Release Date: June 12, 2000 This content is archived.
SEATTLE -- Men who develop testicular cancer father fewer children and are more likely to have been diagnosed with infertility prior to their cancer diagnosis than healthy controls, a University at Buffalo study has found.
The research results, presented here today (June 12, 2000) at the annual meeting of the Society for Epidemiologic Research, contradict earlier findings that showed no relationship between a man's fertility and an eventual diagnosis of testicular cancer.
In this current study, men with an eventual diagnosis of testicular cancer were found to be two-thirds less likely to have ever fathered a live infant, and to be nine times more likely to have been diagnosed as infertile than healthy men.
Julie Baker, a doctoral student in the UB Department of Social and Preventive Medicine and lead author on both studies, said the new results reflect a larger number of cases from a state-wide, rather than regional, database. The previous study was done at Roswell Park Cancer Institute (RPCI) in Buffalo, a regional cancer center that treats some of the area's sickest patients and may not represent the experiences of men with less-aggressive cancers or men in the general population, she said. The current study involved cancer cases identified through the New York State Cancer Registry.
It also used healthy men as controls, while the previous study used men who had other types of non-hormonal cancers. "We had no reason to believe that fertility would be affected in men with non-hormonal cancers," Baker said, "and we didn't see a difference between the two groups of men. There is always the possibility that both groups of men are impaired in the same way, probably either because of the pathology of their diseases or something about men that end up being treated at RPCI. However, we don't know enough about how fertility relates to subsequent cancer to be able to explain why the groups were so similar.
"In the current study, all men in Upstate New York who were diagnosed with testicular cancer over a three-year period were eligible for the study, so the men we interviewed probably are more representative of men with this diagnosis.
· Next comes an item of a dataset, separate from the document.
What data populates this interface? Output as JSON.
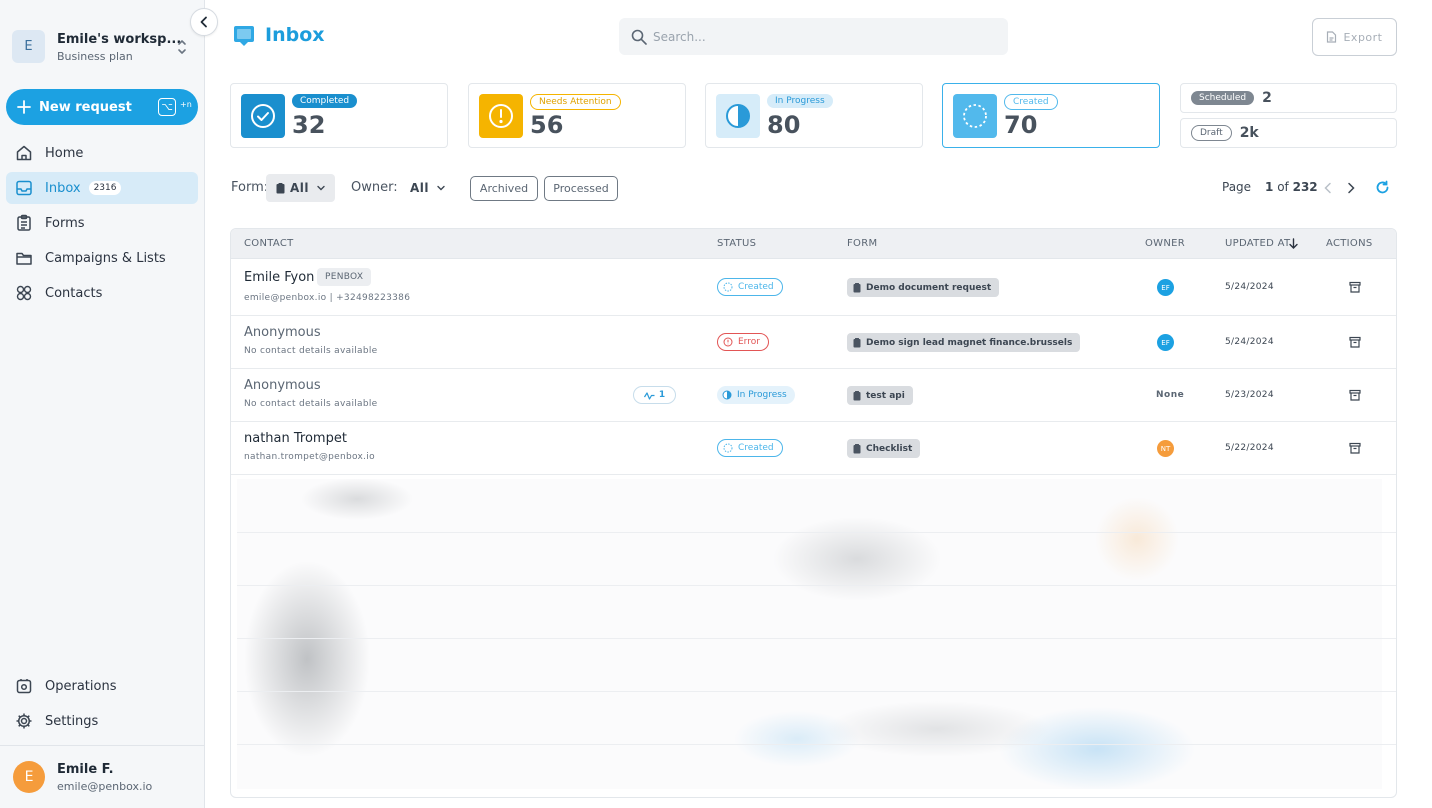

Also, the use of healthy neighborhood controls may make the experiences of the comparison group more similar to those of men in the general population. Together, this should give us a better picture of whether the groups have similar fertility histories."
Testicular cancer is rare in the United States, accounting for only 1 percent of cancers in males. However, it is the most common cancer of young white men between the ages of 20 and 34, and the second-most common among men 15-19 and 35-39 years old, according to National Institutes of Health statistics. Lance Armstrong, who won the Tour de France in 1999 after surviving testicular cancer that had spread to his lungs and brain, brought the disease into the public arena recently with his story of recovery and victory.
Baker's study involved 201 cancer patients and 204 healthy controls matched on age and neighborhood of residence. Analyzing medical, dietary, occupational, demographic and reproductive information from both groups, Baker found that men with testicular cancer were less likely to have fathered a live-born infant, and had significantly fewer offspring than the healthy men. This result held when the analysis was restricted to only men who had attempted to impregnate a partner.
Men with testicular cancer also were significantly more likely to have had an infertility diagnosis or low-sperm count prior to developing cancer.
Cancer of this type is strongly associated with a condition called cryptorchidism, or undescended testes at birth, Baker noted, and researchers suspect that the development of this cancer is related to events that occur in the womb.
"We had been thinking that these men were normal until they developed tumors and then they got sick," she said. "Now we think they have been sick all along. The next step is to backtrack to find the causal agent."
Also participating in this research were Germaine M. Buck, Ph.D.; John M. Weiner, Ph.D., and John E. Vena, Ph.D., all of the UB Department of Social and Preventive Medicine, and Kirsten B. Moysich, Ph.D., of Roswell Park Cancer Institute.